Ja diese Aushilfssensoren (sollte Enermax abschaffen) habe ich gekappt und die beiden Pole/Kabel miteinander verbunden. Das sorgt dafür das die volle Spannung bei den Lüftern ankommt.

Die 3 Lüfter in der Front hängen an der Aquastream - für den Test habe ich sie fest auf 1000U/min eingestellt. Normalerweise regelt die Pumpe die Lüfter in Abhängigkeit der Temperatur.


----------



## Schwini (26. Juli 2010)

*AW: 40°C Wassertemperatur normal?*

gut, dann hast ja alles richtig gemacht!


----------



## ruyven_macaran (26. Juli 2010)

*AW: 40°C Wassertemperatur normal?*



derstef schrieb:


> Was haltet ihr vom Alphacool Cape Cora Pro 1042 Konvekt?
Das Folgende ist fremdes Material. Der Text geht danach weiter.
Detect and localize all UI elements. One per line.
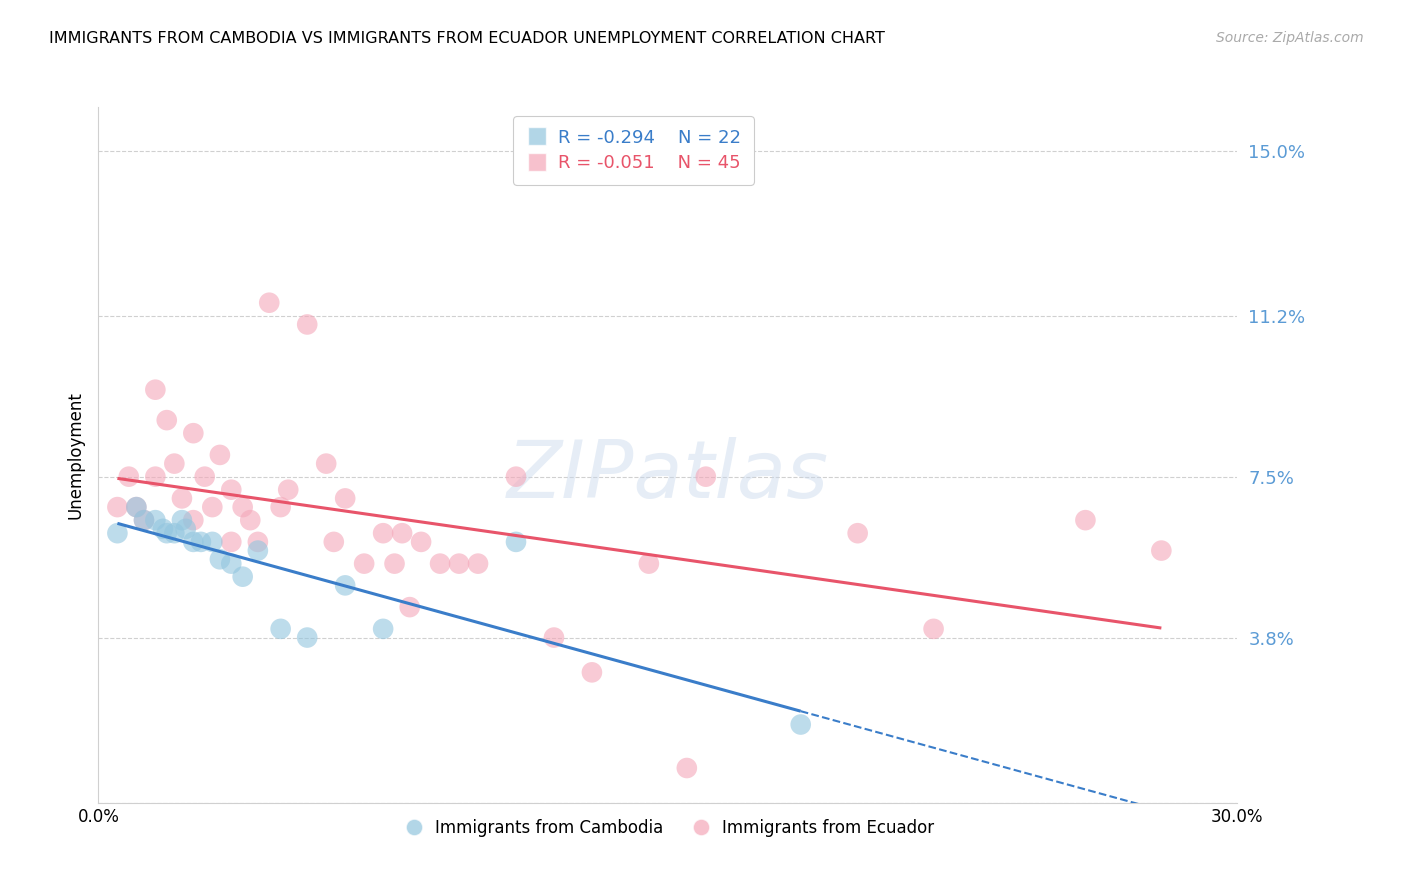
Point [846, 526, 869, 541]
Point [922, 622, 945, 636]
Point [170, 491, 193, 506]
Point [315, 457, 337, 471]
Point [353, 557, 375, 571]
Point [449, 557, 471, 571]
Point [270, 500, 292, 514]
Point [107, 526, 129, 541]
Point [398, 600, 420, 615]
Point [297, 318, 319, 332]
Y-axis label: Unemployment: Unemployment [66, 391, 84, 519]
Point [411, 534, 433, 549]
Point [221, 534, 243, 549]
Point [335, 578, 357, 592]
Point [270, 622, 292, 636]
Point [156, 526, 179, 541]
Point [183, 534, 205, 549]
Point [163, 457, 186, 471]
Point [152, 522, 174, 536]
Point [371, 622, 394, 636]
Point [118, 469, 141, 483]
Point [695, 469, 717, 483]
Point [467, 557, 489, 571]
Legend: Immigrants from Cambodia, Immigrants from Ecuador: Immigrants from Cambodia, Immigrants fro… [395, 812, 941, 843]
Point [638, 557, 661, 571]
Point [232, 500, 254, 514]
Point [145, 469, 167, 483]
Point [1150, 543, 1173, 558]
Point [676, 761, 699, 775]
Point [132, 513, 155, 527]
Point [190, 534, 212, 549]
Point [1074, 513, 1097, 527]
Point [183, 426, 205, 441]
Point [156, 413, 179, 427]
Point [232, 570, 254, 584]
Point [384, 557, 406, 571]
Point [125, 500, 148, 514]
Point [107, 500, 129, 514]
Point [277, 483, 299, 497]
Point [790, 717, 813, 731]
Text: Source: ZipAtlas.com: Source: ZipAtlas.com [1216, 31, 1364, 45]
Point [429, 557, 451, 571]
Point [221, 557, 243, 571]
Text: IMMIGRANTS FROM CAMBODIA VS IMMIGRANTS FROM ECUADOR UNEMPLOYMENT CORRELATION CHA: IMMIGRANTS FROM CAMBODIA VS IMMIGRANTS F… [49, 31, 886, 46]
Point [335, 491, 357, 506]
Point [201, 534, 224, 549]
Point [125, 500, 148, 514]
Point [322, 534, 344, 549]
Point [194, 469, 217, 483]
Point [201, 500, 224, 514]
Point [163, 526, 186, 541]
Point [145, 513, 167, 527]
Point [246, 543, 269, 558]
Point [505, 534, 527, 549]
Point [208, 448, 231, 462]
Point [246, 534, 269, 549]
Point [183, 513, 205, 527]
Point [391, 526, 413, 541]
Point [145, 383, 167, 397]
Point [371, 526, 394, 541]
Point [505, 469, 527, 483]
Point [208, 552, 231, 566]
Point [174, 522, 197, 536]
Point [170, 513, 193, 527]
Point [239, 513, 262, 527]
Point [132, 513, 155, 527]
Text: ZIPatlas: ZIPatlas [506, 437, 830, 515]
Point [297, 631, 319, 645]
Point [259, 295, 281, 310]
Point [581, 665, 603, 680]
Point [543, 631, 565, 645]
Point [221, 483, 243, 497]
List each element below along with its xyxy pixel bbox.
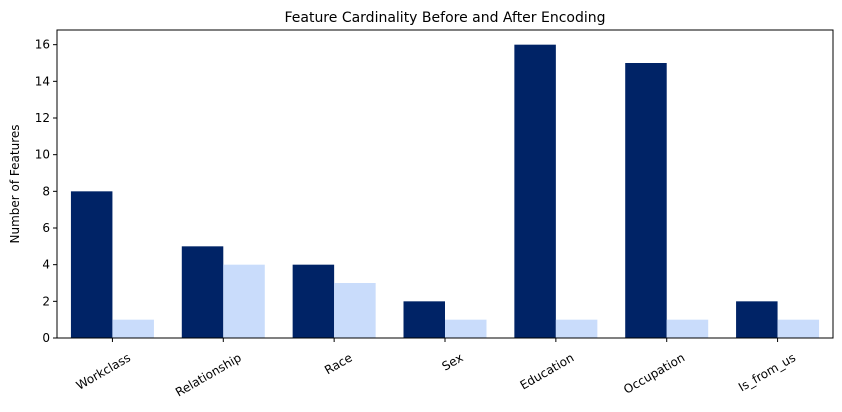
x-tick-label-occupation: Occupation xyxy=(621,350,687,396)
bar-education-series-2 xyxy=(555,319,598,338)
bar-sex-series-1 xyxy=(403,301,445,338)
plot-frame xyxy=(56,29,834,339)
x-tick-label-is_from_us: Is_from_us xyxy=(736,350,798,394)
y-axis-label: Number of Features xyxy=(8,125,22,244)
y-tick-label: 12 xyxy=(35,111,50,125)
x-tick-label-workclass: Workclass xyxy=(74,350,133,392)
y-tick-label: 14 xyxy=(35,74,50,88)
chart-title: Feature Cardinality Before and After Enc… xyxy=(284,10,605,26)
y-tick-label: 2 xyxy=(42,294,50,308)
bar-race-series-2 xyxy=(334,283,376,338)
bar-sex-series-2 xyxy=(445,319,487,338)
bar-workclass-series-2 xyxy=(112,319,154,338)
x-tick-label-race: Race xyxy=(322,350,354,377)
bar-is_from_us-series-2 xyxy=(777,319,820,338)
bar-occupation-series-2 xyxy=(666,319,709,338)
y-tick-label: 4 xyxy=(42,258,50,272)
bar-workclass-series-1 xyxy=(70,191,113,338)
x-tick-label-education: Education xyxy=(518,350,577,392)
bar-race-series-1 xyxy=(292,264,335,338)
bar-is_from_us-series-1 xyxy=(736,301,778,338)
bar-occupation-series-1 xyxy=(625,63,667,338)
bar-relationship-series-2 xyxy=(223,264,265,338)
y-tick-label: 10 xyxy=(35,148,50,162)
bar-education-series-1 xyxy=(514,44,556,339)
y-tick-label: 6 xyxy=(42,221,50,235)
bar-relationship-series-1 xyxy=(181,246,224,338)
y-tick-label: 0 xyxy=(42,331,50,345)
y-tick-label: 16 xyxy=(35,38,50,52)
x-tick-label-sex: Sex xyxy=(440,350,466,373)
plot-area: 0 2 4 6 8 10 12 14 16 Workclass Relationship Race Se… xyxy=(35,29,834,399)
y-tick-label: 8 xyxy=(42,184,50,198)
x-tick-label-relationship: Relationship xyxy=(173,350,244,399)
Für moderne Systeme weitesgehend nutzlos und aus Alu 



> Einen aktiven möchte ich nicht ausserhalb des Gehäuses, bin aber unsicher ob ein passiver wirklich gut zur Verbesserung der Wassertemp beitragen kann.
> Mind. 5°C sollte ein weiterer externer Radiator schon bringen - kann das ein passiver schaffen?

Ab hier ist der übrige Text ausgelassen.